米海兵隊普天間基地[Photo by gettyimages]
在日米軍専用施設の7割が集中する沖縄県では昨年夏、米軍基地内で感染が爆発した。米軍は7月、8月に大規模な異動時期を迎え、大勢の米兵や軍属が基地の集中する沖縄へ押し寄せた。 在日米軍司令部は「出国前と入国後にそれぞれ14日間、隔離している」というが、無症状者に対してはPCR検査を行っていなかった。 在沖縄米軍司令部は米海兵隊普天間基地とキャンプ・ハンセンでクラスター(集団感染者)の発生を認め、両基地を「シャットダウン(閉鎖)した」と発表した。
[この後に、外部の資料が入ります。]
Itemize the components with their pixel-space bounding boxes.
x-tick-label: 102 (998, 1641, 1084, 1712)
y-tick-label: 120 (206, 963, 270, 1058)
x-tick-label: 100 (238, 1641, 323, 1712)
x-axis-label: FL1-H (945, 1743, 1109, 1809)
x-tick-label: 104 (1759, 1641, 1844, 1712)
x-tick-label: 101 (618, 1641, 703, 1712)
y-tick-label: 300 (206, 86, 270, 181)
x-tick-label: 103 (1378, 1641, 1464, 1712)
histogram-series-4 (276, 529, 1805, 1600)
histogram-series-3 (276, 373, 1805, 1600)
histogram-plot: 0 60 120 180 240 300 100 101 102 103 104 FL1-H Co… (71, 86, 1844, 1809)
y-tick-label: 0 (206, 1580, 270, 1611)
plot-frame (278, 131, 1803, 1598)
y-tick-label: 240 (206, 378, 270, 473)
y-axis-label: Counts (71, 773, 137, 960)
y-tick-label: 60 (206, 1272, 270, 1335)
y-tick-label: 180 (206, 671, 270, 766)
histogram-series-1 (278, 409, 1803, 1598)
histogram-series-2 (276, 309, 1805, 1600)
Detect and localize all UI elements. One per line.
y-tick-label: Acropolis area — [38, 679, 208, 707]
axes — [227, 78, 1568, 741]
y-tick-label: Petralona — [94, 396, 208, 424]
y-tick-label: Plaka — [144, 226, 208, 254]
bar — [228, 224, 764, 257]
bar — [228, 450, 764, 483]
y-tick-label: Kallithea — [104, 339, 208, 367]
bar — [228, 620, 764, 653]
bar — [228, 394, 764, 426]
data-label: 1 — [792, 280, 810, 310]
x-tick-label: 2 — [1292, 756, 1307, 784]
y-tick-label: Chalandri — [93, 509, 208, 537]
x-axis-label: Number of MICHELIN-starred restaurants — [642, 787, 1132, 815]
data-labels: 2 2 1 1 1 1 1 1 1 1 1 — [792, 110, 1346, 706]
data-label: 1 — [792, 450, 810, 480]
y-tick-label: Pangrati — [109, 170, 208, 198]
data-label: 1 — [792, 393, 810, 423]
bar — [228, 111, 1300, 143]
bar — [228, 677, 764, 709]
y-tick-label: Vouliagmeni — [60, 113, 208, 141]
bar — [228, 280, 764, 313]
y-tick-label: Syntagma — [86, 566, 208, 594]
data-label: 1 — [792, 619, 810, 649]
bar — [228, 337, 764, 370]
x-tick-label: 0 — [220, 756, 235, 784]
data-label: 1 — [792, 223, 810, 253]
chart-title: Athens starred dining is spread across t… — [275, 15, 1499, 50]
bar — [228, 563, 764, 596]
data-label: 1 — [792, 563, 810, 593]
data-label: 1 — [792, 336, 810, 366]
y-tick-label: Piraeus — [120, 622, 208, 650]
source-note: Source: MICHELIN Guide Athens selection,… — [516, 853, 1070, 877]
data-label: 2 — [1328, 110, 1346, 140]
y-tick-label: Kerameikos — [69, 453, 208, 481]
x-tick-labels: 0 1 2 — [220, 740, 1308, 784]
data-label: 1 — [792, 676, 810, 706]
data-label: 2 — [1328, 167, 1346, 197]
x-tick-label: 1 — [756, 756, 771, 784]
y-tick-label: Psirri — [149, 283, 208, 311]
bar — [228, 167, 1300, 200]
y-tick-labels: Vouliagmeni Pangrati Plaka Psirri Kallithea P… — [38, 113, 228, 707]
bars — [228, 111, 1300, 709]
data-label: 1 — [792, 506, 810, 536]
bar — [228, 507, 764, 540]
しかし、両基地ともゲートで検温するだけで米兵や日本人従業員の車はふだん通り出入りさせた。 発症状況からみて感染拡大が疑われるのは、米国の独立記念日にあたる7月4日とその前後だ。各基地の内外で大規模なパーティーが開かれ、それぞれのイベントに大勢の米兵やその家族らが集まり、大騒ぎしたことがわかっている。 だが、米軍は日本側への詳細な情報提供を拒み続けた。沖縄県の玉城デニー知事は同月8日、記者会見し、「ローテーションや転勤などで沖縄の外から入ってくる米軍関係者の数などの状況について、一切情報がないということは大きな問題だ」と述べた。 当然だろう。どれほど厳格な水際対策をとっても、米軍というブラック・ホールに飲み込まれてしまえば、すべての努力は水泡に期す。 そもそも日米両政府は2013年1月の日米合同委員会で「在日米軍と日本国の衛生当局間における情報交換について」(2015年9月修正)を取り交わし、「人の感染症」について67の疾病を挙げ、「確認した場合は、可能な限り早期に通報する」ことで合意している。 疾病の中には「指定感染症」「新感染症」があり、新型コロナウイルスがこれらに該当しないはずがない。 おかしな点はまだある。米兵には日本の法律が適用されない。政府は改正新型インフルエンザ対策特別措置法に基づいて緊急事態宣言を繰り返し発令したが、米兵とその家族、軍属は従う必要がない。 在日米軍は独自に感染地図を作成し、警告を発しているものの、日本政府と米軍との意志疎通は極めて薄弱なのだ。
米軍基地は手が出せない「聖域」
つまり、こういうことだ。 政府は、米軍基地の米兵がいつ、どこから何人来て、どのような生活を送っているのか皆目わからず、基地の米兵やその家族、軍属は日本の法令に従う必要もない。まさに基地は「聖域」なのである。 米軍の特権を認める日米地位協定によって「米軍優位、日本軽視」の風潮が米兵に浸透し、空港における検査をすり抜ける事態を招いていないだろうか。国民の安全を守るため最善策を取ろうとするならば、政府は自分勝手な米兵の行為を見逃してはならない。 2018年7月、全国知事会は日米地位協定の抜本的な見直しを日米両政府に提言した。提言は、国内法の適用や事件・事故時の基地への立ち入りなどを日米地位協定に明記するよう要請したが、日米両政府とも事実上、無視を決め込んでいる。 今回のコロナ感染した米兵について、松野博一官房長官は16日、「政府として在日米軍に対し、水際対策の徹底と再発防止について申し入れを行った」と述べた。またまた「お願いベース」の呼び掛けにとどまった。